A Catholic man was dragged from his car and severely beaten in broad daylight in a rabid attack by loyalist thugs enraged by the failure of their bonfire nearby. It is believed the victim was attacked randomly and was only identified as Catholic by the football jersey he was wearing.

The man was a passenger in the vehicle in Portadown’s Bridge St when the suddenly gang smashed the front windscreen of the vehicle and dragged him out over the broken glass. Seven or eight men set about beating him unchecked in front of a queue of vehicles stopped at traffic lights. The attack took place in a predominately Protestant area of the north Armagh town last Sunday afternoon.

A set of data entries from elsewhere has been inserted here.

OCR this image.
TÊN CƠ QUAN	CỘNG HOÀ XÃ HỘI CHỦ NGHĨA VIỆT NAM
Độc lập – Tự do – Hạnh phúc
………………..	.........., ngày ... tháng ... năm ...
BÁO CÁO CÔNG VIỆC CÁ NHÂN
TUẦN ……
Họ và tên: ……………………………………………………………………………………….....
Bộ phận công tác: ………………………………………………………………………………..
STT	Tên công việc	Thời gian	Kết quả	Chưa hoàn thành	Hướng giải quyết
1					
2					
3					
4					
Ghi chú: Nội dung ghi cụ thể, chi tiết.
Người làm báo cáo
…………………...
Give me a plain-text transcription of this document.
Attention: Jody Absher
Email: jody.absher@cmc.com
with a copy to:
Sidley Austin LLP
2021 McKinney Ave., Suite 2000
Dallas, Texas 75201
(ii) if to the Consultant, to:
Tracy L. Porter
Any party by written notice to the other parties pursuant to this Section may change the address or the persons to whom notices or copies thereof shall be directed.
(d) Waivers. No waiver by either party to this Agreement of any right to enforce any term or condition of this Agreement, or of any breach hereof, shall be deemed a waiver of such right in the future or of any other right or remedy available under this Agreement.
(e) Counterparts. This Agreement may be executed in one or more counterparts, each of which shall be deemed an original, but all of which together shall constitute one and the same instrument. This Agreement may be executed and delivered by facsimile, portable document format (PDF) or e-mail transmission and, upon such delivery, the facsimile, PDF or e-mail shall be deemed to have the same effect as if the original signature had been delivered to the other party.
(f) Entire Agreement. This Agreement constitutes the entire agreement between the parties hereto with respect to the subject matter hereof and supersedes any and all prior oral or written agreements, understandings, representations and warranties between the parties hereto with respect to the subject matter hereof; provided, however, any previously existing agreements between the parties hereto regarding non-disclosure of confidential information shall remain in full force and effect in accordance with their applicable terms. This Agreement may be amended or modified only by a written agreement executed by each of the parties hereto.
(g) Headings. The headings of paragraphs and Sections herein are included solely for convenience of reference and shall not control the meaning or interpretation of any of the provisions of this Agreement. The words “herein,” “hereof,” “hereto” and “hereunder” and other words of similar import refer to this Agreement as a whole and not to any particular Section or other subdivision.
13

The victim spent several days receiving hospital treatment for extensive injuries. The driver of the car was also injured, while a woman and a two month old baby in the back seat both escaped injury.

It was notable that the hardline unionist DUP did not condemn the vicious assault, while the Ulster Unionist Party only described it as “unnecessary”.

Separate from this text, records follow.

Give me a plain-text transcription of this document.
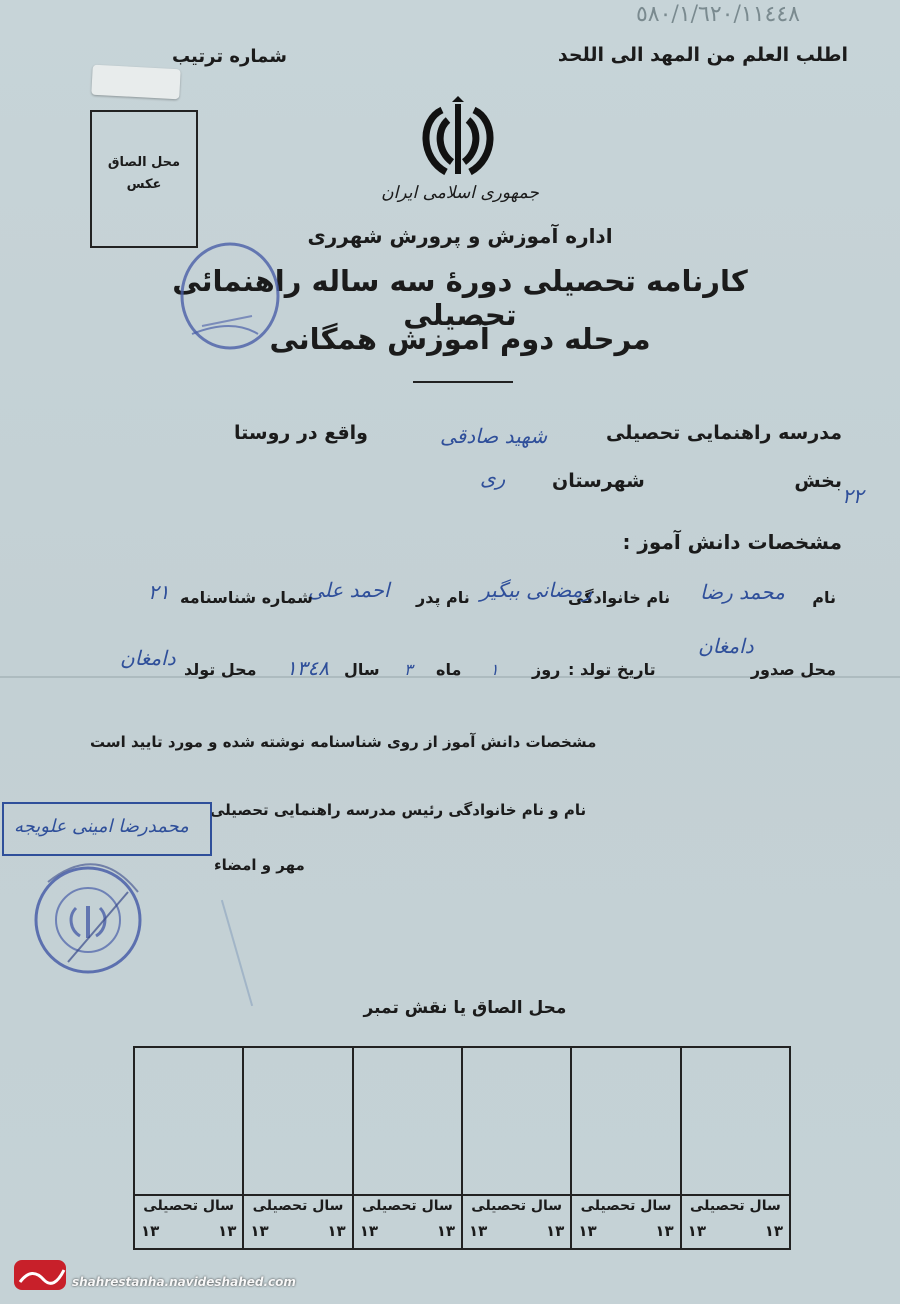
٥٨٠/١/٦٢٠/١١٤٤٨
اطلب العلم من المهد الی اللحد
شماره ترتیب
محل الصاق عکس	جمهوری اسلامی ایران
اداره آموزش و پرورش شهرری
کارنامه تحصیلی دورهٔ سه ساله راهنمائی تحصیلی
مرحله دوم آموزش همگانی
مدرسه راهنمایی تحصیلی
شهید صادقی
واقع در روستا
بخش
٢٢
شهرستان
ری
مشخصات دانش آموز :
نام
محمد رضا
نام خانوادگی
رمضانی ببگیر
نام پدر
احمد علی
شماره شناسنامه
٢١
محل صدور
دامغان
تاریخ تولد :
روز
١
ماه
٣
سال
١٣٤٨
محل تولد
دامغان
مشخصات دانش آموز از روی شناسنامه نوشته شده و مورد تایید است
نام و نام خانوادگی رئیس مدرسه راهنمایی تحصیلی
محمدرضا امینی علویجه
مهر و امضاء
محل الصاق یا نقش تمبر
سال تحصیلی
١٣	١٣
سال تحصیلی
١٣	١٣
سال تحصیلی
١٣	١٣
سال تحصیلی
١٣	١٣
سال تحصیلی
١٣	١٣
سال تحصیلی
١٣	١٣
shahrestanha.navideshahed.com
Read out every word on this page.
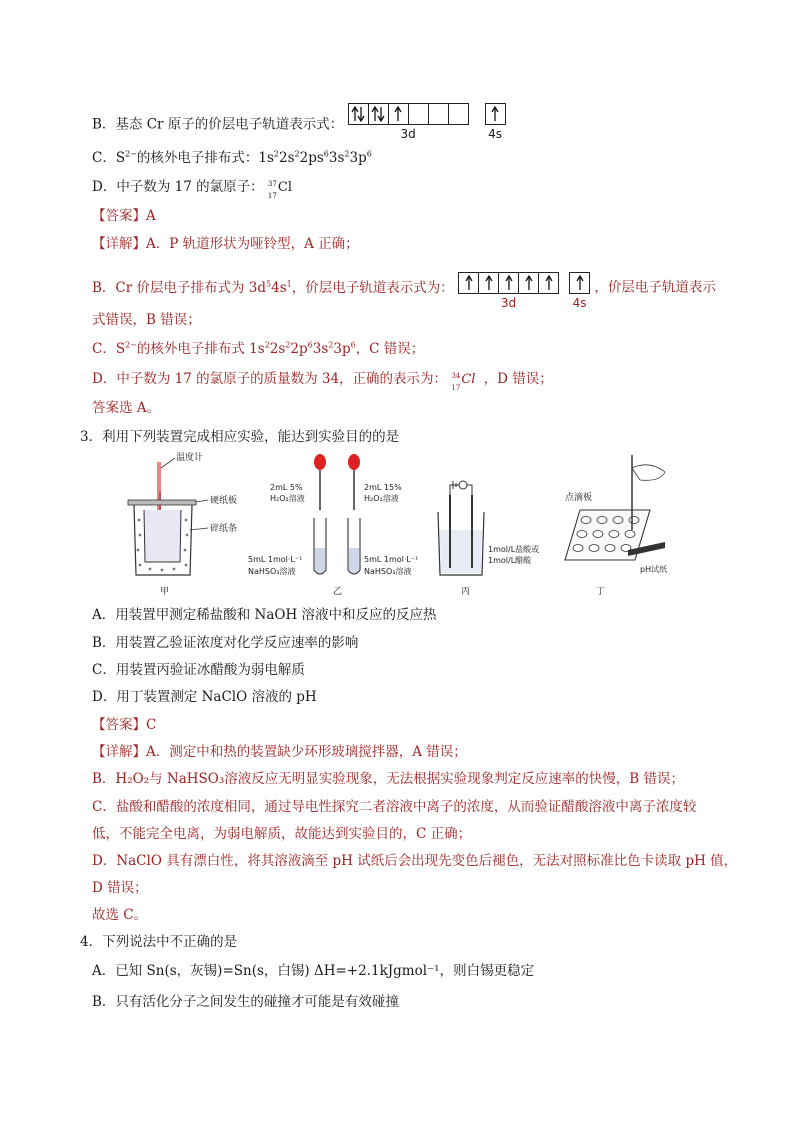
B．基态 Cr 原子的价层电子轨道表示式：
3d	4s
C．$S^{2-}$的核外电子排布式：$1s^22s^22ps^63s^23p^6$
D．中子数为 17 的氯原子： 37
17
Cl
【答案】A
【详解】A．P 轨道形状为哑铃型，A 正确；
B．Cr 价层电子排布式为 $3d^54s^1$，价层电子轨道表示式为：
3d	4s
，价层电子轨道表示
式错误，B 错误；
C．$S^{2-}$的核外电子排布式 $1s^22s^22p^63s^23p^6$，C 错误；
D．中子数为 17 的氯原子的质量数为 34，正确的表示为： 34
17
Cl ，D 错误；
答案选 A。
3．利用下列装置完成相应实验，能达到实验目的的是
温度计
硬纸板
碎纸条
甲
2mL 5%
H₂O₂溶液
2mL 15%
H₂O₂溶液
5mL 1mol·L⁻¹
NaHSO₃溶液
5mL 1mol·L⁻¹
NaHSO₃溶液
乙
1mol/L盐酸或
1mol/L醋酸
丙
点滴板
pH试纸
丁
A．用装置甲测定稀盐酸和 NaOH 溶液中和反应的反应热
B．用装置乙验证浓度对化学反应速率的影响
C．用装置丙验证冰醋酸为弱电解质
D．用丁装置测定 NaClO 溶液的 pH
【答案】C
【详解】A．测定中和热的装置缺少环形玻璃搅拌器，A 错误；
B．H₂O₂与 NaHSO₃溶液反应无明显实验现象，无法根据实验现象判定反应速率的快慢，B 错误；
C．盐酸和醋酸的浓度相同，通过导电性探究二者溶液中离子的浓度，从而验证醋酸溶液中离子浓度较
低，不能完全电离，为弱电解质，故能达到实验目的，C 正确；
D．NaClO 具有漂白性，将其溶液滴至 pH 试纸后会出现先变色后褪色，无法对照标准比色卡读取 pH 值，
D 错误；
故选 C。
4．下列说法中不正确的是
A．已知 Sn(s，灰锡)=Sn(s，白锡) ΔH=+2.1kJgmol⁻¹，则白锡更稳定
B．只有活化分子之间发生的碰撞才可能是有效碰撞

UUP representative Doug Beattie said loyalists were “very angry” after the nearby Edenderry bonfire ignited a day ahead of schedule, and suggested local nationalists were involved.

“To take it out on this individual was totally unnecessary,” he said. “I am appealing for calm on all sides. People can’t take the law into their own hands.”

The vicious attack recalled for some the sectarian murder of Robert Hamill, who endured a fatal beating at the hands of a loyalist mob during the 1997 marching season as the PSNI watched from a distance.

Threats to nationalist residents had been posted on social media by a number of Portadown-based loyalists.

Sinn Fein representative John O’Dowd called on unionists “to show leadership” and said their response to the potentially fatal attack was “unsatisfactory”.

“What is needed now is leadership from unionist parties. There is absolutely no place for sectarianism in our society and it must unequivocally condemned by all,” he said.

“Genuine political leadership involves standing up to those who want to drag us back to the past and that is something that is sadly lacking within unionism.

“We all have a common interest in ensuring that we have a peaceful summer and that there is no trouble on our streets.”

Attacks on two republican monuments in the North Armagh area have also been linked to the simmering tensions in the area.

One memorial in the Craigavon area which commemorates the lives of Gervaise McKerr, Eugene Toman and Sean Burns who were murdered in political assassinations in November 1982, had paint thrown over it.

The Edward Costello memorial garden which was opened two years ago by Republican Sinn Fein was also paint-bombed. RSF said that its members were taunted by the PSNI as they sought to rectify the damage.

“These attacks are designed to try and raise tensions ahead of this year’s 12th of July which sees hundreds of sectarian orange marches taking place,” they said.

“These attacks will not be tolerated against our communities in any shape or form.”